FERC issued its decision on Edison's retail transmission rates in 2000. Opinion 445, 92 FERC ¶61,070, issued July 26, 2000 (Opinion 445). In that opinion, FERC rejected Edison's proposed allocation of certain Administrative and General (A&G) and General and Intangible plant (G&I) expenses to the retail transmission function, based on the conclusion that FERC's traditional labor cost ratio method of allocation was superior to the "multi-factor" allocation methodology proposed by Edison.1 Under the terms of Resolution E-3544, the total of A&G and G&I expenses found ineligible for inclusion in transmission rates by FERC (i.e., $24 million annually), could be booked in TRRRMA.2

As stated in Resolution E-3544, the purpose of TRRRMA is "to provide the opportunity for the utilities to make a showing that the costs which are deemed non-transmission related by FERC may be reasonable distribution costs." (Finding No. 7; emphasis added.) In this application, Edison asks, in effect, that it be excused from making such a showing, based on the argument that if the A&G and G&I costs at issue are not transmission-related, they are ipso facto distribution-related.

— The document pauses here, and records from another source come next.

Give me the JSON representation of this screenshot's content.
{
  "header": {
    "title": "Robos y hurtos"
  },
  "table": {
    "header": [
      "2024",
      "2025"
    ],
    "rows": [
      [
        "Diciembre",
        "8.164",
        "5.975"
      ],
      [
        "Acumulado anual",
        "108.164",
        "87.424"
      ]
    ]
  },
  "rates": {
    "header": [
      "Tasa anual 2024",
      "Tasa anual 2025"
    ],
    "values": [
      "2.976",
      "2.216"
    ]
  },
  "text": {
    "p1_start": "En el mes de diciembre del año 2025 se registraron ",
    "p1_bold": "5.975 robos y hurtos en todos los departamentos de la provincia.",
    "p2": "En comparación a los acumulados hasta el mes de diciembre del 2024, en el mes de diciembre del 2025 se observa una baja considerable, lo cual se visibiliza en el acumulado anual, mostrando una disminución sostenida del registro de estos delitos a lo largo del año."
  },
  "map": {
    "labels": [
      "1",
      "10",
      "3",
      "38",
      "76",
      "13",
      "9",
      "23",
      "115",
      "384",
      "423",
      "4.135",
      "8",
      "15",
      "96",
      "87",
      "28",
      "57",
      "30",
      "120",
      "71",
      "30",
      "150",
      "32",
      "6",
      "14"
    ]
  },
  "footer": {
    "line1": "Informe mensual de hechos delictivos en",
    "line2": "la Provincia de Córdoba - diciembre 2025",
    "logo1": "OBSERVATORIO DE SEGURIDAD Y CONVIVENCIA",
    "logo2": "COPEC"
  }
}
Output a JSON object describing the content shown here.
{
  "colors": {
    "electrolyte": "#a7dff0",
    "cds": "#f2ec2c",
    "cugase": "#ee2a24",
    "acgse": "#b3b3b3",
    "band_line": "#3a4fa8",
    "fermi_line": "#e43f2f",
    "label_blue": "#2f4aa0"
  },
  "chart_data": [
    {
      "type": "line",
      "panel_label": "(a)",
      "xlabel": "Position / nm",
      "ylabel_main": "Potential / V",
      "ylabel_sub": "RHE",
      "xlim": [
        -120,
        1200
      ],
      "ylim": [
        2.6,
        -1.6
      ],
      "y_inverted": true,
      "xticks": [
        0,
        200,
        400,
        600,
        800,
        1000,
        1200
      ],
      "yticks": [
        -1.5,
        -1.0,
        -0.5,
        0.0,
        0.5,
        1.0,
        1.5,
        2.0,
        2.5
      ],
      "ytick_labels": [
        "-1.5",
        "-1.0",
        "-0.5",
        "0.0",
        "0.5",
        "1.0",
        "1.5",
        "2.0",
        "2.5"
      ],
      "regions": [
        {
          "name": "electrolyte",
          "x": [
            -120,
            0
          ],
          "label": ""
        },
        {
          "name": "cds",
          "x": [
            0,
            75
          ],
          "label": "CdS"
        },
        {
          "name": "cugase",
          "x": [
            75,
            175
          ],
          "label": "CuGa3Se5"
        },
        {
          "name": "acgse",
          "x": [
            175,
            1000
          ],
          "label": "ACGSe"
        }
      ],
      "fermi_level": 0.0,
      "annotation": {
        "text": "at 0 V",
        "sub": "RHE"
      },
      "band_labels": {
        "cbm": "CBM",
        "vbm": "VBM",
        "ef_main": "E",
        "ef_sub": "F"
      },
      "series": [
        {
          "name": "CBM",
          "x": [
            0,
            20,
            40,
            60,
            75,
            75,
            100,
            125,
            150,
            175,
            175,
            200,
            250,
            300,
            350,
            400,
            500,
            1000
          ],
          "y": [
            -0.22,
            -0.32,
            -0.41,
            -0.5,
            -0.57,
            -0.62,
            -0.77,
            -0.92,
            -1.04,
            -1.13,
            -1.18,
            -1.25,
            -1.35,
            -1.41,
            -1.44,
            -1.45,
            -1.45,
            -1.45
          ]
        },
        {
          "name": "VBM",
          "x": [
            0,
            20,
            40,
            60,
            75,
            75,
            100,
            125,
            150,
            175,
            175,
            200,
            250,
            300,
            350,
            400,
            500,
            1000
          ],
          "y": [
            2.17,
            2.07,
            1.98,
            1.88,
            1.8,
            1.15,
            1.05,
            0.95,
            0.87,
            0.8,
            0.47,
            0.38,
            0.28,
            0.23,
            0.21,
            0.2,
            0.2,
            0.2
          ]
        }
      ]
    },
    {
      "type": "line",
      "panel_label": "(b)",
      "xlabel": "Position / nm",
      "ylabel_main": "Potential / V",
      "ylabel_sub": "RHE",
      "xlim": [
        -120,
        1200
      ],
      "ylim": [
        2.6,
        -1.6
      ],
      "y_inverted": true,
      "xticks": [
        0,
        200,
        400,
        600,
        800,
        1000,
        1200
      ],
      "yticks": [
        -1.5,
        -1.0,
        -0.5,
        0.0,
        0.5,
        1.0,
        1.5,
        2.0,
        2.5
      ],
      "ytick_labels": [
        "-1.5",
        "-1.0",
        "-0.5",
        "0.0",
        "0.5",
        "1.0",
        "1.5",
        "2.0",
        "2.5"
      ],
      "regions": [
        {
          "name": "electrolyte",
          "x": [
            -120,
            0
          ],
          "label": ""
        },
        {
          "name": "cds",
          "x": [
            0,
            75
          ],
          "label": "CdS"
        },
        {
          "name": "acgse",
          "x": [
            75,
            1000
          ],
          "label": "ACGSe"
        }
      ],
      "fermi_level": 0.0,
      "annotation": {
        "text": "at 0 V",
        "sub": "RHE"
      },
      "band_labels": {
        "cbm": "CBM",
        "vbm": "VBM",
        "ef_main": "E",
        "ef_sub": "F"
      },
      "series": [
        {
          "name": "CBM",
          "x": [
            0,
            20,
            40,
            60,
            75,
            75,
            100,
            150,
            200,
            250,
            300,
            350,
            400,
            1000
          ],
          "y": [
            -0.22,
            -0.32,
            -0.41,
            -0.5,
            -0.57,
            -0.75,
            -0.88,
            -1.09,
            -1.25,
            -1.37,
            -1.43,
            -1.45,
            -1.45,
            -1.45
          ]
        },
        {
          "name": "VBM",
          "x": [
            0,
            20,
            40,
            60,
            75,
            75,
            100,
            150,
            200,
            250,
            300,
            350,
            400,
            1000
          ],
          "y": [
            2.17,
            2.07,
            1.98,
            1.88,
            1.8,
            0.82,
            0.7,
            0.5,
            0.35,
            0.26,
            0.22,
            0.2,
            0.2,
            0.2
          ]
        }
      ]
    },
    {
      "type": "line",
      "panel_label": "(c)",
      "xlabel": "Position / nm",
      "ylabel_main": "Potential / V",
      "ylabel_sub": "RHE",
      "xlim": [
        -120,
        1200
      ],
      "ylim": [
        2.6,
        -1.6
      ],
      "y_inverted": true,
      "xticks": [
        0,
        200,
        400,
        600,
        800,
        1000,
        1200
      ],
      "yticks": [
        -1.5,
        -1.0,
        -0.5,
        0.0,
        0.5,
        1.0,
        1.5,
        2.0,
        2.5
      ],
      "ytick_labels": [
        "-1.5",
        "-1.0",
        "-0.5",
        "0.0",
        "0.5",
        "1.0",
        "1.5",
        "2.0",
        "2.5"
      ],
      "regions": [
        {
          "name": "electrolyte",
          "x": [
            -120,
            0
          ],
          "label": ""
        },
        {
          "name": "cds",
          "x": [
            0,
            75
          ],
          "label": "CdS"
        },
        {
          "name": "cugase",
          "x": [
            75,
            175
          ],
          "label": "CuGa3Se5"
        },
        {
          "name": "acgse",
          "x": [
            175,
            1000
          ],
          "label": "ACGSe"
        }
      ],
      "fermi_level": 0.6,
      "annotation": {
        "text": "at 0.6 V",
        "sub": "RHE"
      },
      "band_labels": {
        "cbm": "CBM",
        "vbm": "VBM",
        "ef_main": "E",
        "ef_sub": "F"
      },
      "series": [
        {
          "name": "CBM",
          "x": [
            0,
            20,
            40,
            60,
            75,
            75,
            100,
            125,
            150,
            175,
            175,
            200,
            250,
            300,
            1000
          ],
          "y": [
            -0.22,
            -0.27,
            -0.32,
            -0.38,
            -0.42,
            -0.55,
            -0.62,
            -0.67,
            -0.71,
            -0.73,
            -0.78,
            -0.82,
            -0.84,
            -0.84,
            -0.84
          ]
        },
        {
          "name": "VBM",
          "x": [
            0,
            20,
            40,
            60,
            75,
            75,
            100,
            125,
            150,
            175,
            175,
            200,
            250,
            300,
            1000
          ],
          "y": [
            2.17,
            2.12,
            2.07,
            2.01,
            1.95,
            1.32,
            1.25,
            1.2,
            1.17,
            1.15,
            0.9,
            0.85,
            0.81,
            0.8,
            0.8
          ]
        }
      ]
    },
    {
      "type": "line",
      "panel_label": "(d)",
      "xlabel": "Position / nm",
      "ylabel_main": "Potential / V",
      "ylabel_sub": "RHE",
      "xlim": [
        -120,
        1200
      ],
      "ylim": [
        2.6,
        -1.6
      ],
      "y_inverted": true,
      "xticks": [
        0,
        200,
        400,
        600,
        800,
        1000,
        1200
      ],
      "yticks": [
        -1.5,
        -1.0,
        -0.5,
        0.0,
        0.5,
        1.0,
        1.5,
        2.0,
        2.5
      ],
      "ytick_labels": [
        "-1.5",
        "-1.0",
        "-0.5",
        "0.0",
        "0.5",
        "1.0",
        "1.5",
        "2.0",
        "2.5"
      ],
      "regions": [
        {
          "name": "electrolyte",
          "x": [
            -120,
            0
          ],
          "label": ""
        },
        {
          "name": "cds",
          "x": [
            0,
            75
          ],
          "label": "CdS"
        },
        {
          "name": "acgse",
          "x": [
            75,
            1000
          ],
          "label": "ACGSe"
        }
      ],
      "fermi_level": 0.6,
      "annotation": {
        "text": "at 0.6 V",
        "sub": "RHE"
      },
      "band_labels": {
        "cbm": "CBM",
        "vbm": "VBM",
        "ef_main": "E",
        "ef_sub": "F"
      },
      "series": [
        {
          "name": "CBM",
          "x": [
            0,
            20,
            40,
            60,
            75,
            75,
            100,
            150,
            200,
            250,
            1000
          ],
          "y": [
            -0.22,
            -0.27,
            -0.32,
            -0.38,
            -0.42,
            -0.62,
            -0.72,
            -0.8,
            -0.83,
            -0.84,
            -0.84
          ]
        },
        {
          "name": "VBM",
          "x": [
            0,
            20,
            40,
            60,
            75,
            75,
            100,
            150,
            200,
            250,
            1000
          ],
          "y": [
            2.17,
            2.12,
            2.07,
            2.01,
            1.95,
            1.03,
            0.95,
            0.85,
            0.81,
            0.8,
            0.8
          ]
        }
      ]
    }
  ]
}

Because we rejected this argument in D.97-08-056, and for the other reasons set forth below, we decline to excuse Edison from meeting the burden of proof that was clearly established for the recovery of TRRRMA costs in Resolution E-3544. However, as noted in the application, Edison still has an opportunity to pursue recovery of these costs through the Conditional Request for Rehearing of Opinion 445 that it has filed at FERC.

1 FERC described the multi-factor allocation methodology (which this Commission had approved in D.97-08-056) as follows:
"A&G and G&I costs would be assigned to generation, ISO transmission, and non-ISO business segments by grouping these costs into one of three cost attribution pools: direct, joint, or common. These costs would then be assigned to the appropriate business segment based on the attribution technique specific to that pool, with the stated objective of limiting the amounts to which general allocation formulas are applied." (92 FERC at p. 61,267.)
For D.97-08-056's similar description of the multi-factor allocation methodology, see 74 CPUC2d at 17. 2 Edison's application describes the components of the $24 million as follows:
"A&G expenses including franchise fees account for nearly $6.1 million of the $24.0 million difference in revenue requirements resulting from the use of the labor allocator approach as compared with the Commission-adopted cost separation methodology. The remaining $18 million relates to the lower G&I plant costs allocable to ISO transmission under FERC's labor allocator approach." (Application, p. 24.)